In some places, I recognized the theories/arguments others have presented that I have rejected. Friends and family, once considered true believers, have morphed into people who reject biblical authority and want to rewrite the Scriptures. In other places, I noticed seeds of error that slipped past my defenses. For example, how did I not realize that Richard Rohr, of the Enneagram fame, is a progressive? I still agree that we respond according to our personality types. Yet I cannot agree with his quotations cited in this book. Plus, years ago, I wrote a favorable review for The Shack, not recognizing some egregious errors in that author's presentation of God, sin, and atonement. This is a clear indication that we read and interact with a book from that specific point in our journey and might respond differently when further along. I'm glad God continues to open my eyes to His truth as I seek that in the supreme source, His Word.

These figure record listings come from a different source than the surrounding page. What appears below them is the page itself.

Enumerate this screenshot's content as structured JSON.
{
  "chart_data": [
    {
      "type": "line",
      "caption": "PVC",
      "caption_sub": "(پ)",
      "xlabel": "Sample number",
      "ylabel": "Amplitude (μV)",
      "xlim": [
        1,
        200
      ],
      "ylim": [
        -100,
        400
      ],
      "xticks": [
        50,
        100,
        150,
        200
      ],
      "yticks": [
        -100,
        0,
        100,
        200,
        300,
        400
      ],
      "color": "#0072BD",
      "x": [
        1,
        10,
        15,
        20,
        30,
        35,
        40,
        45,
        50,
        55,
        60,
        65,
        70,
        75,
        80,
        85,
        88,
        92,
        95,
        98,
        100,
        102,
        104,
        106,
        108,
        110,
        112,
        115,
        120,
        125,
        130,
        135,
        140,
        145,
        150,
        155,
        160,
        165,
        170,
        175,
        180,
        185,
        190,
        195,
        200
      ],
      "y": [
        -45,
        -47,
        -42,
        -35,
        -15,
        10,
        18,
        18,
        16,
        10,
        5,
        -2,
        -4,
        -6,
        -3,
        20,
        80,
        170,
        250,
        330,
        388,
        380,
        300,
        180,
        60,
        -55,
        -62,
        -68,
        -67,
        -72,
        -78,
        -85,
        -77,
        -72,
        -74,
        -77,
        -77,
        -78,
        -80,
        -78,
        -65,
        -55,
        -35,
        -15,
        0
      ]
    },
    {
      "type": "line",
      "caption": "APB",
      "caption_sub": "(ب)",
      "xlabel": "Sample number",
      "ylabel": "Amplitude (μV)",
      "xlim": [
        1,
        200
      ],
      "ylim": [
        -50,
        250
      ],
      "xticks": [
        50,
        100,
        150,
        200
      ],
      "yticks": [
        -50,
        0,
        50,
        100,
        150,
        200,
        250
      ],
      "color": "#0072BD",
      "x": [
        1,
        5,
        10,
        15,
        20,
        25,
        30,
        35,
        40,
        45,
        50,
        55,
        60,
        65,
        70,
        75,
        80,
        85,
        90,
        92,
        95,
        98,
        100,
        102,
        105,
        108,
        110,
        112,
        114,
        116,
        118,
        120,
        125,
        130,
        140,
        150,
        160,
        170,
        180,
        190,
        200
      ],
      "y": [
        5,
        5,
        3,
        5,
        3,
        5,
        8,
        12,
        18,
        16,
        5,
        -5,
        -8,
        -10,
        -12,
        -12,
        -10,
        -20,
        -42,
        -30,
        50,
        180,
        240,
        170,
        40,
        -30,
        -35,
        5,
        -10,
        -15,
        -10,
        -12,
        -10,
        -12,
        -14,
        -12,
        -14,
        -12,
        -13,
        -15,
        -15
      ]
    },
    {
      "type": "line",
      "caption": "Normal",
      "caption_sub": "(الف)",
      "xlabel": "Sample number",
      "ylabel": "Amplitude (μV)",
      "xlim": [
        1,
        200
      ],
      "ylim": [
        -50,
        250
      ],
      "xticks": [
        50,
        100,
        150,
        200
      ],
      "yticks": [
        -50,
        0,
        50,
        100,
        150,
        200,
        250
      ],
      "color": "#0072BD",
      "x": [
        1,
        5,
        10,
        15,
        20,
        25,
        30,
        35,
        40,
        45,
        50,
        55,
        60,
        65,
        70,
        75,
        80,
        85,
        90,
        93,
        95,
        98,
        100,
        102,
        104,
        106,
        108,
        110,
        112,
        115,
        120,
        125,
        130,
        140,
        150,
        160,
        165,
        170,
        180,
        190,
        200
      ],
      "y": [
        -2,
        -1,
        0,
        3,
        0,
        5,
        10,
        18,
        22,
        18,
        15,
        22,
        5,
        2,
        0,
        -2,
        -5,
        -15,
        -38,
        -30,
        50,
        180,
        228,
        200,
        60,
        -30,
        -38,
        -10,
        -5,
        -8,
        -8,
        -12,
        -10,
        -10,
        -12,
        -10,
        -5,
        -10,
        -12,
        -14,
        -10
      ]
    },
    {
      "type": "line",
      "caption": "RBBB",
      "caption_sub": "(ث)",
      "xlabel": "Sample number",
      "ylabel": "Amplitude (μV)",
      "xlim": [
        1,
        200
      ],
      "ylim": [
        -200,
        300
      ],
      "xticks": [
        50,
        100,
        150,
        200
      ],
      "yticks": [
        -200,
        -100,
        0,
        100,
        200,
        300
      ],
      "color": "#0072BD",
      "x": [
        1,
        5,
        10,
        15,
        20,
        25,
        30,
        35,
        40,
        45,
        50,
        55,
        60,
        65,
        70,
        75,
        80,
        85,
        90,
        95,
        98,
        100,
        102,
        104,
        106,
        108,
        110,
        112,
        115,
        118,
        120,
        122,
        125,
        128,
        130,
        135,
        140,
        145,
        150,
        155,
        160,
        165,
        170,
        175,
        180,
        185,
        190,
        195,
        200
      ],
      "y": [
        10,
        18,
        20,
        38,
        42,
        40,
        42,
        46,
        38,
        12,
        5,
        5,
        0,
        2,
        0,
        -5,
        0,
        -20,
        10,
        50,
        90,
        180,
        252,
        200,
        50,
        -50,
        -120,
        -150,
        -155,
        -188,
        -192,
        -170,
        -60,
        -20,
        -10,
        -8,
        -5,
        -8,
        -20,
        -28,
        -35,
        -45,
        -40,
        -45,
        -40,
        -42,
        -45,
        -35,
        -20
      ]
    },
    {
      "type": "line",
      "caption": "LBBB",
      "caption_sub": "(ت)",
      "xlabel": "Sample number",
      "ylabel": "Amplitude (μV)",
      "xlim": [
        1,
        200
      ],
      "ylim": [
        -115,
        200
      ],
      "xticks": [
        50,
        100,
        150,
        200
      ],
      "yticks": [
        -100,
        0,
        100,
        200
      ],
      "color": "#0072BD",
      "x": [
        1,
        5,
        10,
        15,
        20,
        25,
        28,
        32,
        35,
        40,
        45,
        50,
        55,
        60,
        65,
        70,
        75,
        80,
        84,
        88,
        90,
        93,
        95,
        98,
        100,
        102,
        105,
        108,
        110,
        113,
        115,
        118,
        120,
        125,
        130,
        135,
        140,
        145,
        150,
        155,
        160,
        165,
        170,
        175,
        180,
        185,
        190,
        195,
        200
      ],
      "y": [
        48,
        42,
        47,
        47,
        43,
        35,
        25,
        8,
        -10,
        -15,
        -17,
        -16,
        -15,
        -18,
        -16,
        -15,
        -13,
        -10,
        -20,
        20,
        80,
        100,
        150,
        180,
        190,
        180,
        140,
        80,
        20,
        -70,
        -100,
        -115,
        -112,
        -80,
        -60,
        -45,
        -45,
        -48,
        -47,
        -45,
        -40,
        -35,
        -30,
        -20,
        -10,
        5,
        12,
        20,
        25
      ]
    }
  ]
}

Can progressive Christianity even be called Christianity? Childers describes her experience with a church sponsored class intended to push the progressive deconstruction of Christianity. These individuals struggle with the beliefs laid out in the Bible. They question everything and consider themselves above conservative or historical Christians, painting us as babies who blindly accept everything spoon-fed while they hold their doubt and skepticism as superior. (Hmm. Amazing how questions, doubt, and skepticism seem laudable in some scenarios, yet in other aspects of society, they are disallowed, censored, and criticized vehemently!) Their spiritual doubt often causes them to chuck everything and reframe their beliefs according to their own whims. This author points out that progressives are tolerant of everything but conservatives and inclusive of everyone but those who disagree with their interpretation of Scripture. How true!

As Childers outlines so well: 1) They deny the authority and inspiration of the Bible. 2) They emphasize God's love and repudiate His wrath. 3) They contest the reality of hell and eternal punishment. 4) They make a mockery of the cross, viewing it as divine child abuse instead of atonement for sin. 5) They tout ideas of universal salvation. (I can still hear my husband's grandmother saying, "Oh, there are many ways to God." Yet, Scripture says Christ is the only way.) 

I've long struggled with supposed Christians who want to present Christianity simply as "God is love. God loves you just the way you are. God has no desire to change you or make you more like Him. His primary concern is for your happiness and fulfillment." These individuals pick what parts of the Bible they are comfortable with and denounce whole sections on the argument that Paul was just a man responding to the cultural dictates of his time.

The sad thing is that a time is coming, not far off, when God's patience will come to an end. He will judge man. Will you be a tare, ever insisting you are actually wheat? His judgment will reveal the true believers. God will accept those who rely on his substitutionary atonement on the Cross, who recognize their sin and need of a Savior, who accept His ways and means. He will separate them from those who reject Christ's act and put forth their own path to salvation.

I stand with this author: 

"We can choose to follow the whims of a godless culture or we can choose to follow Jesus. I choose Jesus." 

"We don't get to completely redefine who God is and how he works in the world and call it Christian. We don't get to make the rules and do what is right in our own eyes and yet claim to be followers of Jesus." 

"A robust theology of the Cross is what will withstand the storms, sufferings, persecutions, and hardships that Jesus promised would confront those who are his true followers." 

That day is coming. Persecution is nigh. I plan to cling to the Cross and my Christ, not a figment made in my own image, to my own dictates, but according to the inerrant and wholly reliable Word of God. I'm so thankful to this author for articulating what I believe so firmly to be true. There is a way, a narrow way, and some who believe they are walking in it, while tearing down the walls they find too restrictive, will get the result of their imitation Christianity, a life eternally separated from God and all that is holy.